У меня дух захватывает, когда его взгляд падает на меня. В нём столько любви и восхищения!

Мы пересекаемся взглядами, и весь мир будто перестаёт существовать. Отходит на второй план. Я вздрагиваю, когда он берёт меня за руку, а потом притягивает к себе и целует. Я концентрируюсь лишь на касании его губ, остальное смазывается.

Когда ставлю подпись в журнале регистрации браков, задерживаю дыхание. «Вертинская». Теперь у нас одна фамилия на двоих.

Жена.

Я была «корешем», девчонкой по соседству, мелкой, Конфетой, Юлькой. А теперь жена.

Так странно звучит.

И да! Наш первый брачный танец получается великолепным! Сила его рук, плавность движений, тихое дыхание рядом. Мне остаётся только подстроиться и расслабиться. Только смотреть на него и помнить, что несмотря на все пережитые трудности, иначе быть и не могло.

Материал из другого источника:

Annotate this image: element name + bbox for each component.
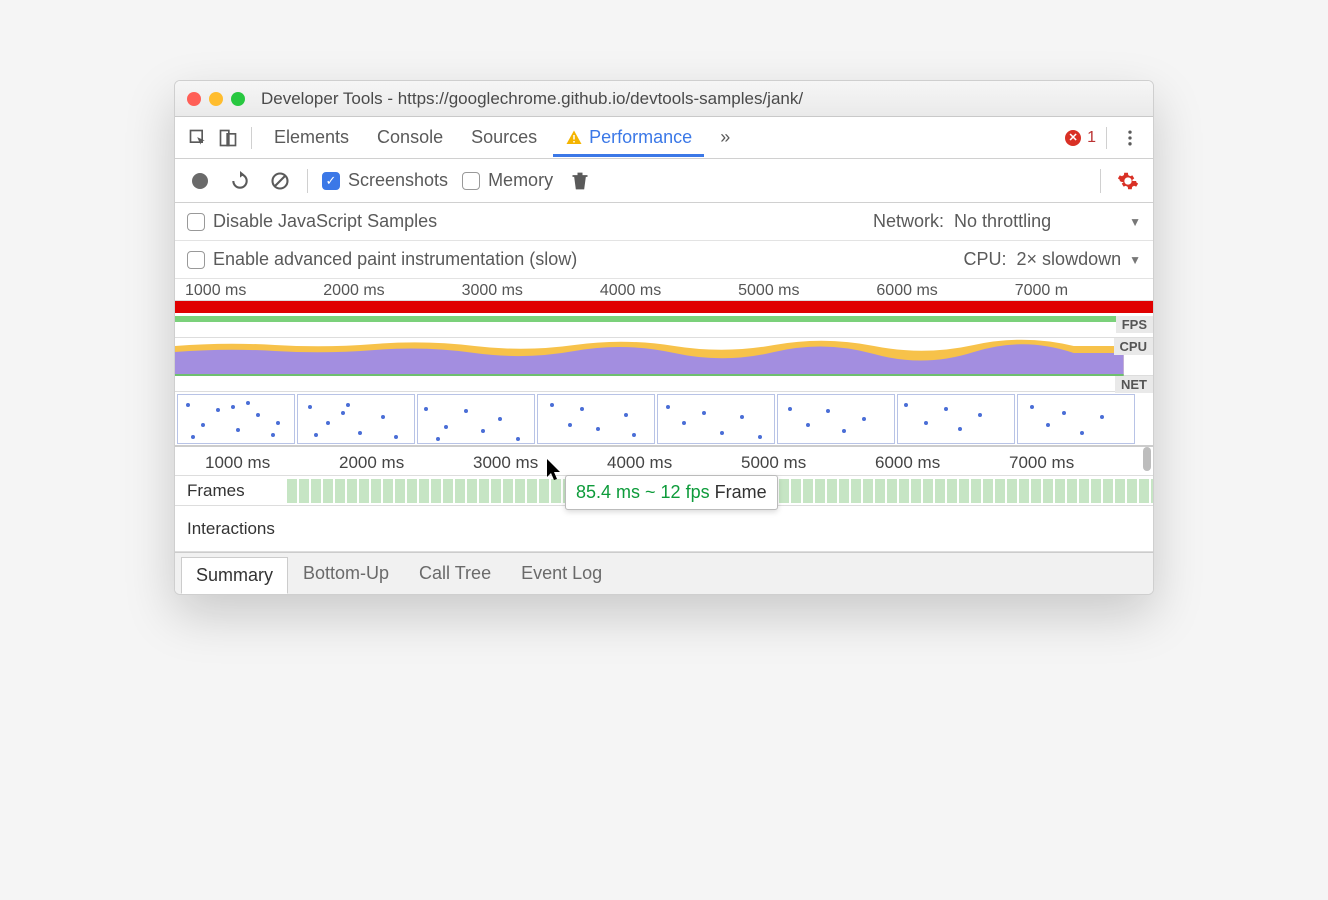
- net-tag: NET: [1115, 376, 1153, 393]
- screenshot-thumb[interactable]: [777, 394, 895, 444]
- error-icon: ✕: [1065, 130, 1081, 146]
- tab-elements[interactable]: Elements: [262, 118, 361, 157]
- overview-panel[interactable]: 1000 ms 2000 ms 3000 ms 4000 ms 5000 ms …: [175, 279, 1153, 447]
- flamechart-area[interactable]: 1000 ms 2000 ms 3000 ms 4000 ms 5000 ms …: [175, 447, 1153, 552]
- tab-bottom-up[interactable]: Bottom-Up: [288, 553, 404, 594]
- cpu-label: CPU:: [964, 249, 1007, 270]
- warning-icon: [565, 129, 583, 147]
- device-toggle-icon[interactable]: [215, 125, 241, 151]
- error-indicator[interactable]: ✕ 1: [1065, 129, 1096, 147]
- trash-icon[interactable]: [567, 168, 593, 194]
- tab-performance-label: Performance: [589, 127, 692, 148]
- option-row-1: Disable JavaScript Samples Network: No t…: [175, 203, 1153, 241]
- reload-icon[interactable]: [227, 168, 253, 194]
- scrollbar-thumb[interactable]: [1143, 447, 1151, 471]
- chevron-down-icon: ▼: [1129, 215, 1141, 229]
- check-icon: ✓: [322, 172, 340, 190]
- screenshots-label: Screenshots: [348, 170, 448, 191]
- tab-more[interactable]: »: [708, 118, 742, 157]
- memory-checkbox[interactable]: Memory: [462, 170, 553, 191]
- details-tabbar: Summary Bottom-Up Call Tree Event Log: [175, 552, 1153, 594]
- overview-ruler: 1000 ms 2000 ms 3000 ms 4000 ms 5000 ms …: [175, 279, 1153, 301]
- network-label: Network:: [873, 211, 944, 232]
- cpu-tag: CPU: [1114, 338, 1153, 355]
- screenshot-thumb[interactable]: [417, 394, 535, 444]
- unchecked-box-icon: [187, 251, 205, 269]
- option-row-2: Enable advanced paint instrumentation (s…: [175, 241, 1153, 279]
- screenshot-filmstrip[interactable]: [175, 392, 1153, 446]
- devtools-window: Developer Tools - https://googlechrome.g…: [174, 80, 1154, 595]
- tooltip-timing: 85.4 ms ~ 12 fps: [576, 482, 710, 502]
- screenshot-thumb[interactable]: [897, 394, 1015, 444]
- timeline-ruler: 1000 ms 2000 ms 3000 ms 4000 ms 5000 ms …: [175, 447, 1153, 476]
- unchecked-box-icon: [462, 172, 480, 190]
- tab-event-log[interactable]: Event Log: [506, 553, 617, 594]
- zoom-window-icon[interactable]: [231, 92, 245, 106]
- screenshot-thumb[interactable]: [657, 394, 775, 444]
- tooltip-type: Frame: [715, 482, 767, 502]
- window-title: Developer Tools - https://googlechrome.g…: [261, 89, 803, 109]
- tab-summary[interactable]: Summary: [181, 557, 288, 594]
- kebab-menu-icon[interactable]: [1117, 125, 1143, 151]
- tab-console[interactable]: Console: [365, 118, 455, 157]
- network-throttle-select[interactable]: No throttling ▼: [954, 211, 1141, 232]
- fps-track: [175, 316, 1124, 322]
- interactions-track[interactable]: Interactions: [175, 506, 1153, 552]
- cpu-throttle-select[interactable]: 2× slowdown ▼: [1017, 249, 1141, 270]
- panel-tabbar: Elements Console Sources Performance » ✕…: [175, 117, 1153, 159]
- enable-paint-instr-checkbox[interactable]: Enable advanced paint instrumentation (s…: [187, 249, 577, 270]
- screenshot-thumb[interactable]: [1017, 394, 1135, 444]
- cursor-icon: [547, 459, 565, 481]
- chevron-down-icon: ▼: [1129, 253, 1141, 267]
- cpu-lane: CPU: [175, 338, 1153, 376]
- error-count: 1: [1087, 129, 1096, 147]
- screenshot-thumb[interactable]: [297, 394, 415, 444]
- memory-label: Memory: [488, 170, 553, 191]
- settings-gear-icon[interactable]: [1115, 168, 1141, 194]
- disable-js-samples-checkbox[interactable]: Disable JavaScript Samples: [187, 211, 437, 232]
- frame-tooltip: 85.4 ms ~ 12 fps Frame: [565, 475, 778, 510]
- dropped-frames-bar: [175, 301, 1153, 313]
- tab-performance[interactable]: Performance: [553, 118, 704, 157]
- net-lane: NET: [175, 376, 1153, 392]
- minimize-window-icon[interactable]: [209, 92, 223, 106]
- interactions-track-label: Interactions: [175, 519, 287, 539]
- tab-call-tree[interactable]: Call Tree: [404, 553, 506, 594]
- screenshots-checkbox[interactable]: ✓ Screenshots: [322, 170, 448, 191]
- close-window-icon[interactable]: [187, 92, 201, 106]
- tab-sources[interactable]: Sources: [459, 118, 549, 157]
- screenshot-thumb[interactable]: [537, 394, 655, 444]
- performance-toolbar: ✓ Screenshots Memory: [175, 159, 1153, 203]
- frames-track-label: Frames: [175, 481, 287, 501]
- fps-lane: FPS: [175, 316, 1153, 338]
- screenshot-thumb[interactable]: [177, 394, 295, 444]
- record-icon[interactable]: [187, 168, 213, 194]
- titlebar: Developer Tools - https://googlechrome.g…: [175, 81, 1153, 117]
- clear-icon[interactable]: [267, 168, 293, 194]
- fps-tag: FPS: [1116, 316, 1153, 333]
- inspect-icon[interactable]: [185, 125, 211, 151]
- unchecked-box-icon: [187, 213, 205, 231]
- cpu-chart: [175, 338, 1124, 376]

Та моя просьба нажала красную кнопку, после чего привычный нам обоим мир дружбы взорвался. Разлетелся на куски, изранив осколками обоих. А ещё этот взрыв дал жизнь чему-то новому, что выросло в любовь. Вселенные ведь тоже рождаются из взрывов.

— Там внизу, на первом этаже ресторана, есть гардеробная, — шепчет мой Вертинский мне на ухо, пока мы двигаемся в такт музыки.

— Ты хочешь оставить там пиджак? — поднимаю иронично бровь, делая вид, что не понимаю, к чему он клонит.

— Нет, — тихо смеётся. — Твои трусики.

— Ты неисправим! — смеюсь.

— А что, тебя что-то не устраивает?

— Не вздумай меняться, — шепчу ему на ухо, касаясь губами.

Люблю, когда он так реагирует на мои прикосновения — лёгкой дрожью, полувздохом, вспышкой во взгляде.

Уже знаю, что мы сбежим при первой же возможности. Потом, вероятно, вернёмся к гостям, но до дома явно не дотерпим.

— Смотри на меня, Конфета, — прижимает сильнее к себе. — Я и не собирался меняться. Смотри и знай, что я не хочу, чтобы и ты менялась.

Быть собой с ним так легко. Легко признаваться в любви, легко радоваться и злиться, легко принимать решения. Всё что мне нужно — просто посмотреть на него, и тогда я способна на многое. А ведь это самое важное в отношениях — когда любимый человек тебя вдохновляет.